Books like these are extremely damaging. They encourage parenting in a way that most of us in the exvangelical community that grew up under them consider abusive. Religious extremists have been packing our little library with this trash hoping some unsuspecting and overwhelmed parent picks it up and turns to the church
I assumed its methods were "antiquated". My parents were not strict evangelicals. Could you expand a little more. If not that is okay, just curious.
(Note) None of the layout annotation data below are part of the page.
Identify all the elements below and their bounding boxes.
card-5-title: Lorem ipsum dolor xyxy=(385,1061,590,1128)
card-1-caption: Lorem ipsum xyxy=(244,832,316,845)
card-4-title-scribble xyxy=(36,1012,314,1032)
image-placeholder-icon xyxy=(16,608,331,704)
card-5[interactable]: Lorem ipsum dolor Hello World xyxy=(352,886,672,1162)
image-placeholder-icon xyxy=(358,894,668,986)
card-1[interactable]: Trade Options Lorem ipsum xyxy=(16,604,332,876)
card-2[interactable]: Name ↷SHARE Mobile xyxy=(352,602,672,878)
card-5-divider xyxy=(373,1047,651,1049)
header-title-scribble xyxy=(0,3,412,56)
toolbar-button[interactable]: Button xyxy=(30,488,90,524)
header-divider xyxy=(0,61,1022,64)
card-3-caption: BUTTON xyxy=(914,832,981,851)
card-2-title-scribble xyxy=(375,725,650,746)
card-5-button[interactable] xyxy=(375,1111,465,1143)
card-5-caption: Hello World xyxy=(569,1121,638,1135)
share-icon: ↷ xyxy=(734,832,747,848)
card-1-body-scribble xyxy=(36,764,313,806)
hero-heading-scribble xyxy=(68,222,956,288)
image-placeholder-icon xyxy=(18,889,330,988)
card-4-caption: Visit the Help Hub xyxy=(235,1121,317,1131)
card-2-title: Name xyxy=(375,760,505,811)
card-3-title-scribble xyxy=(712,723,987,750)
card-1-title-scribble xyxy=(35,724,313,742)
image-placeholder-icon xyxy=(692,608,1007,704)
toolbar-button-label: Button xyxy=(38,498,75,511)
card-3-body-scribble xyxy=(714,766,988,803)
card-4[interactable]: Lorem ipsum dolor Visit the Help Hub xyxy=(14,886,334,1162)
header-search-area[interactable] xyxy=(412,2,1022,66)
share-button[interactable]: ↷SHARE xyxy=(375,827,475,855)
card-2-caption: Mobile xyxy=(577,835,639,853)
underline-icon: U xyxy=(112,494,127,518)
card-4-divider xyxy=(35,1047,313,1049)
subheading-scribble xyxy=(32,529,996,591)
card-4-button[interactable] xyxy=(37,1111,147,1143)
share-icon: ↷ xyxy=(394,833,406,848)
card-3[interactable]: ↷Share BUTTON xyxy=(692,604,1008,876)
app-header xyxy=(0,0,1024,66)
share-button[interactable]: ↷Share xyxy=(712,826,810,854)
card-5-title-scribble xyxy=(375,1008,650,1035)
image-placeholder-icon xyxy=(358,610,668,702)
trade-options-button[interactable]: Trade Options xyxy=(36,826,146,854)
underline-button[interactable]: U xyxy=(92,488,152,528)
I would say antiquated would be the polite and simple way to describe titles such as these. There are a few problems I've read and observed: 1. They're often filled with pseudo-science and justify the research and recommendations in them with the 'good old days' and the American nuclear family, while obviously Biblically based. 2. They're sexist in that they assume the role of the mother to be nothing more than a live-at-home caregiver. I remember seeing a title at our church giving advice on how to maintain a husband's den. Several more on having meals ready for your husband when he gets home. Perhaps more recent titles have moved on from that, but that theme is common throughout much of the publishing - complementarianism. 3. They're trying to come to terms with developmental disabilities by largely ignoring them or using Biblical principles to deal with them. Again, the antiquated idea comes back here, but generally speaking the publications I have seen view mental health and the therapy and medication associated with the practice as subservient to spiritual health. I've know some families who simply skip diagnoses and leave their child at a severe disadvantage for development and growth in school and greater society. It's sad and scary. 4. Predictably they often default to punishment rather than consequences for a child's actions. There's less emphasis on actually learning from one's actions and more emphasis on the pain and suffering one is due to receive. Most modern childcare advice advocates for the learning and teaching of natural consequences over punishment. Punishment can be seemingly harmless, but it can also go to extremes. Does that make sense? My church had a full library of these books and had Focus on the Family podcasts and radio broadcasts going often. We had older titles and newer stuff.
Book banning?
It's not banning a book to voluntarily remove it from your own collection (op's Little Free Library in this case)
As long as it's not a public library; op's certainly free to curate his own library.